There's still more to discover in the TrueZIP API, mostly Swing utility classes for dealing with (archive) files. Unfortunately, I can't go into details for now, but here are some interesting features for which you might consider it worth studying the Javadoc:

  • Since TrueZIP 6.5, OpenDocument Format (ODF) files can be read and written, too. For example, you can use OpenOffice Writer to create a file named "document.odt" and list it with new File("document.odt", ArchiveDetector.ALL).list(). Read the Javadoc for the class de.schlichtherle.io.archive.zip.OdfDriver for more details.

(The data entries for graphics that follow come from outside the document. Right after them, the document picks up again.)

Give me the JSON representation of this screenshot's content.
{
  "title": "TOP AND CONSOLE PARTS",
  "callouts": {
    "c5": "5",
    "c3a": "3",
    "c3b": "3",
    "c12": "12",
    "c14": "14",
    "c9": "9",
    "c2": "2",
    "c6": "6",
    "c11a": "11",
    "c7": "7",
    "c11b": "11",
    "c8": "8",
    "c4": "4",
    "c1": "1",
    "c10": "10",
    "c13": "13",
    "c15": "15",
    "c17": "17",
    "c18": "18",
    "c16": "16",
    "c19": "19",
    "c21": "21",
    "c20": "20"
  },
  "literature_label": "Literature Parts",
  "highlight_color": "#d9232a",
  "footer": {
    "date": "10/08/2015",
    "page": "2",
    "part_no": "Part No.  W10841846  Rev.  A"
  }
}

  • Did you ever want file name auto completion like in some Unix shells (e.g. bash) for your Swing based client application? Wouldn't it be cool if it could browse archive files, too? Then have a look at the class de.schlichtherle.io.swing.FileComboBoxBrowser.
  • The class de.schlichtherle.io.swing.JFileTree might come in handy if you want to display and browse a directory tree with Swing, including the contents of archive files. Convenient methods for common tasks (copying, moving, deleting, etc.) are provided, too.
  • If you ever need to browse and pick and entry within archive files with a GUI, consider using the de.schlichtherle.io.swing.JFileChooser class.
  • The package de.schlichtherle.io.samples not only contains the NZip utility main class, but also two other utility main classes which can be used to conveniently Encrypt/Decrypt arbitrary files into/from RAES.
  • The class de.schlichtherle.util.CanonicalStringSet is a convenient and powerful means to operate with expressions such as "ear|jar|war|zip".
  • The package de.schlichtherle.util.zip holds drop-in replacements for the well known Zip* classes in java.util.zip. The classes in this package provide some advanced features when compared to the genuine implementation. Sometimes it's also referred to as the low level API since it's used by the ZIP archive driver family to read and write ZIP files whereas the high level API is the classes in the package de.schlichtherle.io .

That's it,basically. Thank you for reading this tutorial and using TrueZIP!